De plus, le gouvernement fédéral va proposer des partenariats avec les provinces pour accroître l'efficacité dans des domaines importants comme l'environnement, le logement social et le tourisme. Le gouvernement va collaborer avec les provinces pour élaborer des principes et normes qui garantiront aux Canadiens des normes minimales et un traitement égal dans le cas des programmes sociaux. Cette nouvelle union sociale améliorée protégera mieux les Canadiens où qu'ils vivent. Ces modifications vont accroître la mobilité de la main-d'oeuvre, protéger la mobilité sociale entre les provinces et garantir l'accès aux avantages sociaux.

Pour renforcer la fédération et améliorer le fonctionnement de l'union économique canadienne, le gouvernement a annoncé qu'il allait prendre d'autres mesures au sujet des accords commerciaux interprovinciaux et de la suppression des barrières commerciales. De plus, le gouvernement met sur pied une commission canadienne des valeurs mobilières, un service unifié d'inspection des aliments et un organisme national de recouvrement des recettes. Toutes ces mesures vont renforcer notre union économique. Certaines provinces ne seront pas d'accord avec ces initiatives. Cependant, je suis persuadé qu'elles vont se rendre compte sous peu de l'importance de ces mesures et de leurs avantages sur le plan économique. Ainsi, une commission nationale des valeurs mobilières protégerait mieux les investisseurs et améliorerait la mobilité des capitaux au Canada.

Les modifications annoncées dans le discours du Trône devraient plaire au Québec et à d'autres provinces qui demandent une plus grande autonomie dans certains domaines. En fin de compte, il faut espérer que le problème de l'unité nationale, qui entraîne un énorme gaspillage de ressources et nuit beaucoup à notre économie depuis quelques années, sera bientôt chose du passé. La stabilité économique va favoriser la croissance économique et stimuler de gros investissements. Les entreprises vont à nouveau songer à prendre de l'expansion et à engager des gens.
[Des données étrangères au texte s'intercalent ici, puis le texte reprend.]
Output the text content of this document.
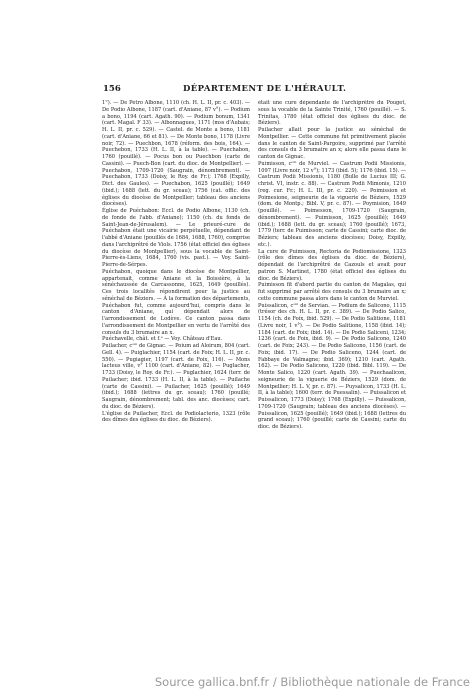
156	DÉPARTEMENT DE L'HÉRAULT.

1°). — De Petro Albone, 1110 (ch. H. L. II, pr. c. 403). — De Podio Albone, 1187 (cart. d'Aniane, 87 v°). — Podium a bono, 1194 (cart. Agath. 90). — Podium bonum, 1341 (cart. Magal. F 33). — Albonnagues, 1171 (mss d'Aubais; H. L. II, pr. c. 529). — Castel. de Monte a bono, 1181 (cart. d'Aniane, 66 et 81). — De Monte bono, 1178 (Livre noir, 72). — Puechbon, 1678 (réform. des bois, 164). — Puechebon, 1733 (H. L. II, à la table). — Puechabon, 1760 (pouillé). — Pocus bon ou Puechbon (carte de Cassini). — Puech-Bon (cart. du dioc. de Montpellier). — Puechabon, 1709-1720 (Saugrain, dénombrement). — Puechabon, 1733 (Doisy, le Roy. de Fr.); 1768 (Expilly, Dict. des Gaules). — Puechabon, 1625 (pouillé); 1649 (ibid.); 1688 (lett. du gr. sceau); 1756 (cat. offic. des églises du diocèse de Montpellier; tableau des anciens diocèses).

Église de Puéchabon: Eccl. de Podio Albone, 1130 (ch. de fonde de l'abb. d'Aniane); 1150 (ch. du fonds de Saint-Jean-de-Jérusalem). — Le prieuré-cure de Puéchabon était une vicairie perpétuelle, dépendant de l'abbé d'Aniane (pouillés de 1684, 1688, 1760), comprise dans l'archiprêtré de Viols. 1756 (état officiel des églises du diocèse de Montpellier), sous la vocable de Saint-Pierre-ès-Liens, 1684, 1760 (vis. past.). — Voy. Saint-Pierre-de-Sérpes.

Puéchabon, quoique dans le diocèse de Montpellier, appartenait, comme Aniane et la Boissière, à la sénéchaussée de Carcassonne, 1625, 1649 (pouillés). Ces trois localités répondirent pour la justice au sénéchal de Béziers. — À la formation des départements, Puéchabon fut, comme aujourd'hui, compris dans le canton d'Aniane, qui dépendait alors de l'arrondissement de Lodève. Ce canton passa dans l'arrondissement de Montpellier en vertu de l'arrêté des consuls du 3 brumaire an x.

Puéchavelle, chât. et f.ᵉ — Voy. Château d'Eau.

Puilacher, cᵒᵐ de Gignac. — Poium ad Aloirum, 804 (cart. Gell. 4). — Puiglachier, 1154 (cart. de Foix; H. L. II, pr. c. 550). — Pugiagier, 1197 (cart. de Foix, 116). — Mons lacteus ville, v° 1100 (cart. d'Aniane, 82). — Puglacher, 1733 (Doisy, le Roy. de Fr.). — Puglachier, 1624 (terr. de Puilacher; ibid. 1733 (H. L. II, à la table). — Puilache (carte de Cassini). — Puilacher, 1625 (pouillé); 1649 (ibid.); 1688 (lettres du gr. sceau); 1760 (pouillé; Saugrain, dénombrement; tabl. des anc. diocèses; cart. du dioc. de Béziers).

L'église de Puilacher, Eccl. de Podiolacterio, 1323 (rôle des dîmes des églises du dioc. de Béziers).

était une cure dépendante de l'archiprêtré du Pouget, sous la vocable de la Sainte Trinité, 1760 (pouillé). — S. Trinitas, 1780 (état officiel des églises du dioc. de Béziers).

Puilacher allait pour la justice au sénéchal de Montpellier. — Cette commune fut primitivement placée dans le canton de Saint-Pargoire, supprimé par l'arrêté des consuls du 3 brumaire an x; alors elle passa dans le canton de Gignac.

Puimisson, cᵒᵐ de Murviel. — Castrum Podii Missionis, 1097 (Livre noir, 12 v°); 1173 (ibid. 5); 1176 (ibid. 15). — Castrum Podii Missionis, 1180 (Bulle de Lucius III; G. christ. VI, instr. c. 88). — Castrum Podii Mimonis, 1210 (reg. cur. Fr.; H. L. III, pr. c. 220). — Poimission et Poimesione, seigneurie de la viguerie de Béziers, 1529 (dom. de Montp.; Bibl. V, pr. c. 87). — Poymision, 1649 (pouillé). — Poimesson, 1709-1720 (Saugrain, dénombrement). — Puimisson, 1625 (pouillé); 1649 (ibid.); 1688 (lett. du gr. sceau); 1760 (pouillé); 1673, 1779 (terr. de Puimisson; carte de Cassini; carte dioc. de Béziers; tableau des anciens diocèses; Doisy, Expilly, etc.).

La cure de Puimisson, Rectoria de Podiomissione, 1323 (rôle des dîmes des églises du dioc. de Béziers), dépendait de l'archiprêtré de Cazouls et avait pour patron S. Martinet, 1780 (état officiel des églises du dioc. de Béziers).

Puimisson fit d'abord partie du canton de Magalas, qui fut supprimé par arrêté des consuls du 3 brumaire an x; cette commune passa alors dans le canton de Murviel.

Puissalicon, cᵒᵐ de Servian. — Podium de Salicono, 1115 (trésor des ch. H. L. II, pr. c. 389). — De Podio Salico, 1154 (ch. de Foix, ibid. 529). — De Podio Salitione, 1181 (Livre noir, 1 v°). — De Podio Salitione, 1158 (ibid. 14); 1184 (cart. de Foix; ibid. 14). — De Podio Saliceni, 1234; 1236 (cart. de Foix, ibid. 9). — De Podio Salicono, 1240 (cart. de Foix; 243). — De Podio Salicono, 1156 (cart. de Foix; ibid. 17). — De Podio Saliceno, 1244 (cart. de Fabbaye de Valmagne; ibid. 369); 1210 (cart. Agath. 162). — De Podio Salicono, 1220 (ibid. Bibl. 119). — De Monte Salico, 1220 (cart. Agath. 39). — Puechaalicon, seigneurie de la viguerie de Béziers, 1529 (dom. de Montpellier; H. L. V, pr. c. 87). — Puysalicon, 1733 (H. L. II, à la table); 1600 (terr. de Puessalin). — Puissalicon et Puissalicon, 1773 (Doisy); 1768 (Expilly). — Puissalicon, 1709-1720 (Saugrain; tableau des anciens diocèses). — Puissalicon, 1625 (pouillé); 1649 (ibid.); 1688 (lettres du grand sceau); 1760 (pouillé; carte de Cassini; carte du dioc. de Béziers).

Source gallica.bnf.fr / Bibliothèque nationale de France
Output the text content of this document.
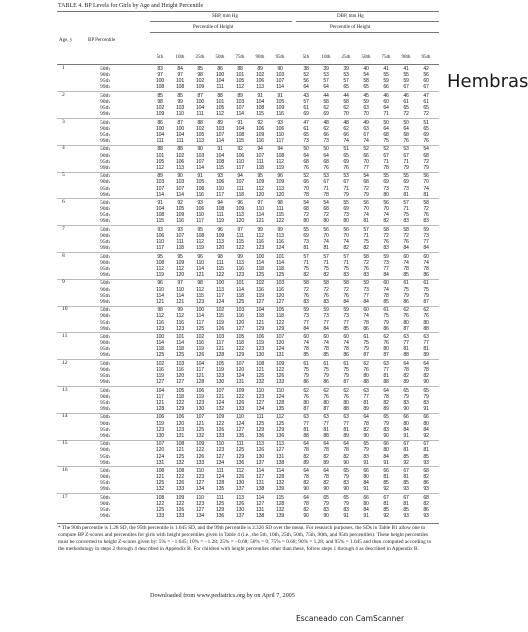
TABLE 4. BP Levels for Girls by Age and Height Percentile
SBP, mm Hg	DBP, mm Hg
Percentile of Height	Percentile of Height
Age, y	BP Percentile
5th	10th	25th	50th	75th	90th	95th	5th	10th	25th	50th	75th	90th	95th
1	50th	83	84	85	86	88	89	90	38	39	39	40	41	41	42
90th	97	97	98	100	101	102	103	52	53	53	54	55	55	56
95th	100	101	102	104	105	106	107	56	57	57	58	59	59	60
99th	108	108	109	111	112	113	114	64	64	65	65	66	67	67
2	50th	85	85	87	88	89	91	91	43	44	44	45	46	46	47
90th	98	99	100	101	103	104	105	57	58	58	59	60	61	61
95th	102	103	104	105	107	108	109	61	62	62	63	64	65	65
99th	109	110	111	112	114	115	116	69	69	70	70	71	72	72
3	50th	86	87	88	89	91	92	93	47	48	48	49	50	50	51
90th	100	100	102	103	104	106	106	61	62	62	63	64	64	65
95th	104	104	105	107	108	109	110	65	66	66	67	68	68	69
99th	111	111	113	114	115	116	117	73	73	74	74	75	76	76
4	50th	88	88	90	91	92	94	94	50	50	51	52	52	53	54
90th	101	102	103	104	106	107	108	64	64	65	66	67	67	68
95th	105	106	107	108	110	111	112	68	68	69	70	71	71	72
99th	112	113	114	115	117	118	119	76	76	76	77	78	79	79
5	50th	89	90	91	93	94	95	96	52	53	53	54	55	55	56
90th	103	103	105	106	107	109	109	66	67	67	68	69	69	70
95th	107	107	108	110	111	112	113	70	71	71	72	73	73	74
99th	114	114	116	117	118	120	120	78	78	79	79	80	81	81
6	50th	91	92	93	94	96	97	98	54	54	55	56	56	57	58
90th	104	105	106	108	109	110	111	68	68	69	70	70	71	72
95th	108	109	110	111	113	114	115	72	72	73	74	74	75	76
99th	115	116	117	119	120	121	122	80	80	80	81	82	83	83
7	50th	93	93	95	96	97	99	99	55	56	56	57	58	58	59
90th	106	107	108	109	111	112	113	69	70	70	71	72	72	73
95th	110	111	112	113	115	116	116	73	74	74	75	76	76	77
99th	117	118	119	120	122	123	124	81	81	82	82	83	84	84
8	50th	95	95	96	98	99	100	101	57	57	57	58	59	60	60
90th	108	109	110	111	113	114	114	71	71	71	72	73	74	74
95th	112	112	114	115	116	118	118	75	75	75	76	77	78	78
99th	119	120	121	122	123	125	125	82	82	83	83	84	85	86
9	50th	96	97	98	100	101	102	103	58	58	58	59	60	61	61
90th	110	110	112	113	114	116	116	72	72	72	73	74	75	75
95th	114	114	115	117	118	119	120	76	76	76	77	78	79	79
99th	121	121	123	124	125	127	127	83	83	84	84	85	86	87
10	50th	98	99	100	102	103	104	105	59	59	59	60	61	62	62
90th	112	112	114	115	116	118	118	73	73	73	74	75	76	76
95th	116	116	117	119	120	121	122	77	77	77	78	79	80	80
99th	123	123	125	126	127	129	129	84	84	85	86	86	87	88
11	50th	100	101	102	103	105	106	107	60	60	60	61	62	63	63
90th	114	114	116	117	118	119	120	74	74	74	75	76	77	77
95th	118	118	119	121	122	123	124	78	78	78	79	80	81	81
99th	125	125	126	128	129	130	131	85	85	86	87	87	88	89
12	50th	102	103	104	105	107	108	109	61	61	61	62	63	64	64
90th	116	116	117	119	120	121	122	75	75	75	76	77	78	78
95th	119	120	121	123	124	125	126	79	79	79	80	81	82	82
99th	127	127	128	130	131	132	133	86	86	87	88	88	89	90
13	50th	104	105	106	107	109	110	110	62	62	62	63	64	65	65
90th	117	118	119	121	122	123	124	76	76	76	77	78	79	79
95th	121	122	123	124	126	127	128	80	80	80	81	82	83	83
99th	128	129	130	132	133	134	135	87	87	88	89	89	90	91
14	50th	106	106	107	109	110	111	112	63	63	63	64	65	66	66
90th	119	120	121	122	124	125	125	77	77	77	78	79	80	80
95th	123	123	125	126	127	129	129	81	81	81	82	83	84	84
99th	130	131	132	133	135	136	136	88	88	89	90	90	91	92
15	50th	107	108	109	110	111	113	113	64	64	64	65	66	67	67
90th	120	121	122	123	125	126	127	78	78	78	79	80	81	81
95th	124	125	126	127	129	130	131	82	82	82	83	84	85	85
99th	131	132	133	134	136	137	138	89	89	90	91	91	92	93
16	50th	108	108	110	111	112	114	114	64	64	65	66	66	67	68
90th	121	122	123	124	126	127	128	78	78	79	80	81	81	82
95th	125	126	127	128	130	131	132	82	82	83	84	85	85	86
99th	132	133	134	135	137	138	139	90	90	90	91	92	93	93
17	50th	108	109	110	111	113	114	115	64	65	65	66	67	67	68
90th	122	122	123	125	126	127	128	78	79	79	80	81	81	82
95th	125	126	127	129	130	131	132	82	83	83	84	85	85	86
99th	133	133	134	136	137	138	139	90	90	91	91	92	93	93
* The 90th percentile is 1.28 SD, the 95th percentile is 1.645 SD, and the 99th percentile is 2.326 SD over the mean. For research purposes, the SDs in Table B1 allow one to compute BP Z-scores and percentiles for girls with height percentiles given in Table 4 (i.e., the 5th, 10th, 25th, 50th, 75th, 90th, and 95th percentiles). These height percentiles must be converted to height Z-scores given by: 5% = −1.645; 10% = −1.28; 25% = −0.68; 50% = 0; 75% = 0.68; 90% = 1.28; and 95% = 1.645 and then computed according to the methodology in steps 2 through 4 described in Appendix B. For children with height percentiles other than these, follow steps 1 through 4 as described in Appendix B.
Downloaded from www.pediatrics.org by on April 7, 2005
Hembras
Escaneado con CamScanner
Une fois qu'on aura réglé la question du Québec, nous serons mieux placés pour relever les défis du siècle prochain. Le plus tôt sera le mieux pour nous tous.

[Français]

L'honorable Normand Grimard: Honorables sénateurs, parce que le Sénat est une Chambre «de réflexion», l'honorable sénateur Bacon a su injecter au débat la profondeur et le recul dignes de cette tradition. Je la félicite. Je souligne l'apport du sénateur Rompkey, qui a appuyé l'Adresse en réponse au discours du Trône. Et je rends hommage aussi au sénateur Lynch-Staunton pour sa réplique au programme gouvernemental au nom de notre parti récemment encore majoritaire en cette Chambre.

[Traduction]

En réponse au discours du Trône, pour la deuxième moitié du mandat du gouvernement et avant les élections fédérales, beaucoup de mes collègues - dont le sénateur Beaudoin - traiteront des aspects constitutionnels. Je ne minimise pas l'importance de la question. Je viens du Québec, je suis père de trois enfants et je prétends en plaisantant en avoir élevé un quatrième appelé «Constitution». En effet, depuis 1960 - pendant plus de 35 ans -, on en discute passionnément. Au lieu de poursuivre la discussion, je voudrais répondre au discours du Trône en évoquant le point de vue des familles canadiennes ordinaires, qui ont des enfants, des maisons, des voitures, des hypothèques, des rêves et, très souvent, des inquiétudes au sujet de leurs emplois.

[Français]

La pauvreté prive de biens essentiels et elle empêche certaines jouissances. Elle peut frapper à l'improviste n'importe qui aujourd'hui. Ce fléau ne se cantonne plus, comme autrefois, à certaines personnes ou à des groupes marginaux. Cette crainte hypothèque l'avenir des familles moyennes, les plus menacées, oserai-je dire, à court terme.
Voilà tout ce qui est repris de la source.